HK’s largest teachers’ union is disbanding due to ‘drastic changes’ in the environment

The union was recently criticised by Chinese state media.
The union was recently criticised by Chinese state media.PHOTO: REUTERS

HONG KONG - The city’s largest teachers’ union, which Chinese state media said was breaching Hong Kong’s national security law, is disbanding because of “drastic changes in the social and political environment.”

The chairman of the Professional Teachers’ Union (PTU), the biggest trade union representing a single profession in the city with 95,000 members, on Tuesday (Aug 10) said the union had come under “huge pressure” although many factors were considered when it considered making this “tough and unwanted” decision.”

“It is quite a huge crisis and we cannot cope with (it),” said Mr Fung Wai Wah.

“Even with many options that we’ve thought about, we can’t find one that is feasible, that will solve the crisis or the problematic situation. So, we have to resort to this last option,” he added. 

The well-funded union will stop recruitment and membership renewals, and will also no longer comment or participate in social events.

The PTU’s 200-strong staff will be laid off and the union’s asset estates sold.

The PTU has accumulated large reserves from its welfare arm which sold essentials and other goods such as books, stationery and home appliances to members at discounted prices, besides organising profession-related activities.

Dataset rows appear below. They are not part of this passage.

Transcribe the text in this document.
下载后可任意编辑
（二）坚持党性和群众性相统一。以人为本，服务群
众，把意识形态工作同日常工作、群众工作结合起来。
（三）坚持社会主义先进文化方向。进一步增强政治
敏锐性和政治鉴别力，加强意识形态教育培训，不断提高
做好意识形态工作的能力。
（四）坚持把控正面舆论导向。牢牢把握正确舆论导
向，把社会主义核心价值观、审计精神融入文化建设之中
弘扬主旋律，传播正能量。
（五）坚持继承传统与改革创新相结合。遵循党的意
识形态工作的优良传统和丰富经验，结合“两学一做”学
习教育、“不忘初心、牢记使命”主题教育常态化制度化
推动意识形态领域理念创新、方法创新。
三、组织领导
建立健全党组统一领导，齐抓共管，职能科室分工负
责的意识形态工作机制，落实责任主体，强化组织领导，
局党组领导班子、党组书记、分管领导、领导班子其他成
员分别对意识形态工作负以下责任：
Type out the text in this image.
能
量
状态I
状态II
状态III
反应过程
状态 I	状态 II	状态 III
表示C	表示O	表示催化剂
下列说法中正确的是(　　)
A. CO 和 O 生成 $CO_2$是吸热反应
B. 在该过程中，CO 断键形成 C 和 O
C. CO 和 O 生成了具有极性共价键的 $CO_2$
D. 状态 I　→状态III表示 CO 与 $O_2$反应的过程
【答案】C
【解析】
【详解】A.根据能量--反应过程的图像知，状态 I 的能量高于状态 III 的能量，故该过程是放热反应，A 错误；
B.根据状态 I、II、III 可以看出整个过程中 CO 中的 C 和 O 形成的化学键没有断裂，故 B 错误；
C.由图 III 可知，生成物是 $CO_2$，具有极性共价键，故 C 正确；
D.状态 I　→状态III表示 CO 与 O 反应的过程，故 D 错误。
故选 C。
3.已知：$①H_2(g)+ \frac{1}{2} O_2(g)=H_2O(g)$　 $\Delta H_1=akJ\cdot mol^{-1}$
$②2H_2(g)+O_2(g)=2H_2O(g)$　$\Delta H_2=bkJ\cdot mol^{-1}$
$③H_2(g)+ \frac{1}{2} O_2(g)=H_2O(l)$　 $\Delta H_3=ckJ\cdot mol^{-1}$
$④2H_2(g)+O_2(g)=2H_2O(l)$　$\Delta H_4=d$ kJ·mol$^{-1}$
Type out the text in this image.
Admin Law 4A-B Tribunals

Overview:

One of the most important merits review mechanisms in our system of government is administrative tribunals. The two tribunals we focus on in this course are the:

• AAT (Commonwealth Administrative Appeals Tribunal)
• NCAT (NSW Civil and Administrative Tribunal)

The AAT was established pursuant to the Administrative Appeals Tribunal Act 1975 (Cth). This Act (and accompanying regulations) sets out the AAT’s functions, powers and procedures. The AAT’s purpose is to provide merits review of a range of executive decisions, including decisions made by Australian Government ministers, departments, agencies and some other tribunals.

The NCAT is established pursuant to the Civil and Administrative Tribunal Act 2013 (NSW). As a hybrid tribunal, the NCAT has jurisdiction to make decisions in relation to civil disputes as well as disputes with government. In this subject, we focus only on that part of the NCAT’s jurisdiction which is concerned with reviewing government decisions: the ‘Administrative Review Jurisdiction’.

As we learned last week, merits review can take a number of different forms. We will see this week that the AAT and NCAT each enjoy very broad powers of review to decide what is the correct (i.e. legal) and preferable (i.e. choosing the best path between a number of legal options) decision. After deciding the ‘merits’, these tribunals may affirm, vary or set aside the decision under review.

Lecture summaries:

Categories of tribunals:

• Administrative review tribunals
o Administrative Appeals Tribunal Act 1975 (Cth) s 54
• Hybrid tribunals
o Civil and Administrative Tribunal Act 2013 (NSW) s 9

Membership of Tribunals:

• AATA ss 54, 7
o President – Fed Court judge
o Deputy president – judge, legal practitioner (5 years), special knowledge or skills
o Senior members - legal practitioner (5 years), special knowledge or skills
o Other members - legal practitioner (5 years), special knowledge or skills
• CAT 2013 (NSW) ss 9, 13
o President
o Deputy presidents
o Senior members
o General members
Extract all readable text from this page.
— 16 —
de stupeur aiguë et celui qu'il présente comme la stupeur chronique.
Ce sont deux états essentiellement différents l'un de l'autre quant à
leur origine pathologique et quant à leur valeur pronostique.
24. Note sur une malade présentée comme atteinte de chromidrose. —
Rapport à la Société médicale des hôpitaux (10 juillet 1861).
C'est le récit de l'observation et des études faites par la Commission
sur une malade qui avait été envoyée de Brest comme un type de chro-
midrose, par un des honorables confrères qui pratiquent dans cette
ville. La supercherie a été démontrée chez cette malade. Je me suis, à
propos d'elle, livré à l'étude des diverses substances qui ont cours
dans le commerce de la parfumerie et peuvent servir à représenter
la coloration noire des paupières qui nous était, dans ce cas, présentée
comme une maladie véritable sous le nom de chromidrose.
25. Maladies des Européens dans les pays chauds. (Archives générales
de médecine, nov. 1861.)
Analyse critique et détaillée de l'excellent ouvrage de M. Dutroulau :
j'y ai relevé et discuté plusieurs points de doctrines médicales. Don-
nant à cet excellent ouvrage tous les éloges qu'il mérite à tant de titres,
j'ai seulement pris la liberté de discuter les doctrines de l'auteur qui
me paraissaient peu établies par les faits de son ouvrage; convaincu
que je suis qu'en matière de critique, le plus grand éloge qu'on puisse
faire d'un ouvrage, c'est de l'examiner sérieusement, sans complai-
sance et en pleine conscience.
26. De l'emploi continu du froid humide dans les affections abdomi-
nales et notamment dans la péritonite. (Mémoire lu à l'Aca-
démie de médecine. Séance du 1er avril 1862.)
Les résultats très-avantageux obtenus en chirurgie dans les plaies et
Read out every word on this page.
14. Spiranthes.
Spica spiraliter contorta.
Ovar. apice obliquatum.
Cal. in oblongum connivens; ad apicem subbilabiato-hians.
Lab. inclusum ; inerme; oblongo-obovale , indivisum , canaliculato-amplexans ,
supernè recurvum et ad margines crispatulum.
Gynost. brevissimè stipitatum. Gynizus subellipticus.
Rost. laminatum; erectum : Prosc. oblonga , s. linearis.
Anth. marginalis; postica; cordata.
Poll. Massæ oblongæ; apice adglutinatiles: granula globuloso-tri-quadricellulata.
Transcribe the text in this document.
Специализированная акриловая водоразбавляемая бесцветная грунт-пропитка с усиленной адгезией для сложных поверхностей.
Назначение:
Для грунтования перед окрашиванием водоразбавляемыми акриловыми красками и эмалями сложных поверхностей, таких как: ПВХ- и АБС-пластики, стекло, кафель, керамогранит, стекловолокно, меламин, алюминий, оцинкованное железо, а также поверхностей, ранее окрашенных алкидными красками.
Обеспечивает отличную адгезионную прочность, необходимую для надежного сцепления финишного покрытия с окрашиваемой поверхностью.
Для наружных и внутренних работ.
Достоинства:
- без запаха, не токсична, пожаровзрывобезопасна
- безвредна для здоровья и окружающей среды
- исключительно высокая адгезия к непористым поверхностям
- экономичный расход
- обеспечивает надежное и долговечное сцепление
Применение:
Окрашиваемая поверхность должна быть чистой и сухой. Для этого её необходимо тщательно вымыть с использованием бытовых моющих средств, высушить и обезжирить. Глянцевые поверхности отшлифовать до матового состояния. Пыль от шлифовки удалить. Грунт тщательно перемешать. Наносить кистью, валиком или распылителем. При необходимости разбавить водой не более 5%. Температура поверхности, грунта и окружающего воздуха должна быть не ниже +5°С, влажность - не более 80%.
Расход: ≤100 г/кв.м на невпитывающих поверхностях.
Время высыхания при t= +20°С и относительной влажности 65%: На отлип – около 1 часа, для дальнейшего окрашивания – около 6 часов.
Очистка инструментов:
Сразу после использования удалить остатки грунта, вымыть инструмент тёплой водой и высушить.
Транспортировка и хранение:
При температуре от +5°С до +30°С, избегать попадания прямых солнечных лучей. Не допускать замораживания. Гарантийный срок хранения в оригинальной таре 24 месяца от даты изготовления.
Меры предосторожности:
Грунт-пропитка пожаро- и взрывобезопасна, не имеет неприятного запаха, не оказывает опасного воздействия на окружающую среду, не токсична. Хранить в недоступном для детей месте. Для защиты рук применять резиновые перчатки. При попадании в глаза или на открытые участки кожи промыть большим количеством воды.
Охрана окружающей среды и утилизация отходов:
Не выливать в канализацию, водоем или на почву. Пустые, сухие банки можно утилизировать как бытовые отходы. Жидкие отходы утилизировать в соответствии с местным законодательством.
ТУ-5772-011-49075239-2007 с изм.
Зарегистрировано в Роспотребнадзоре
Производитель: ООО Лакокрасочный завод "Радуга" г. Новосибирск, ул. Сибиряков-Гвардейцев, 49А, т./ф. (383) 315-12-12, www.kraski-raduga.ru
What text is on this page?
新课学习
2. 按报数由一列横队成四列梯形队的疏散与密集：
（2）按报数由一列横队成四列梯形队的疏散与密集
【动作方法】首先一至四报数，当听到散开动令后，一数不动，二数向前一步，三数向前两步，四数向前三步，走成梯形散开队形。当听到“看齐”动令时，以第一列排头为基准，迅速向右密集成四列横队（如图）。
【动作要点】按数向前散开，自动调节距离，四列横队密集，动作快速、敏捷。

Union branches in Mong Kok, Causeway Bay and Tsuen Wan will remain open until all the goods such as stationery, books and groceries are sold, while the health clinics that provide discounted check-ups and services in areas like dental, optometry and physiotherapy, will also end their services soon.

The move to dissolve the body comes a week after the union said it would set up a unit to help teachers understand Chinese history, culture and national affairs - a gesture widely viewed as an olive branch to the authorities.

This came after Hong Kong’s Education Bureau announced on July 31 that it would cut ties with the PTU and no longer recognise it as a professional education body.

In a statement, the bureau said that “the remarks and deeds of PTU in recent years are invariably inconsistent with what is expected of the education profession, rendering it no different from a political body in essence”.

It added that the union not only proactively participated in events organised by the Civil Human Rights Front and Hong Kong Alliance in Support of Patriotic Democratic Movements of China, but has also “urged teachers to launch class boycotts, triggering the infiltration of politics into schools”.

Hours before the Bureau’s announcement, Chinese media denounced the union as “a poisonous tumor” which it said must be “eradicated.”

The mouthpiece of the communist party, People’s Daily, said the union had stood against education and professionalism, and had been encouraging anti-China activities while state news agency, Xinhua, charged that PTU had participated in filibusters in the Legislative Council, encouraged class boycotts and supported rioters and teachers who were poisoning students’ minds.

The PTU was founded by the prominent pro-democracy activist and politician Szeto Wah in 1973, six years before he died. He set up the union in response to a salary cut for certified teachers.

Its influence grew over the years with the city’s second-largest teachers’ union - the pro-Beijing Hong Kong Federation of Education Workers - able to muster about 42,000 members or fewer than half of the PTU.

PTU had recently quit the Confederation of Trade Unions viewed as pro-democracy, and had earlier left the Civil Human Rights Front and the Hong Kong Alliance, which used to organise major protests in the city, including some of the biggest during the 2019 unrest and the traditional June 4 vigil for the Tiananmen incident. 

In a statement issued shortly after PTU’s announcement, the Hong Kong Journalists Association (HKJA) said it was “extremely sad,” adding that the union had played an important role in the trade union movement for many years.

HKJA said it believed trade unions continued to play a key role in defending the rights and interests of their members even though the road ahead had become more difficult and dangerous for them.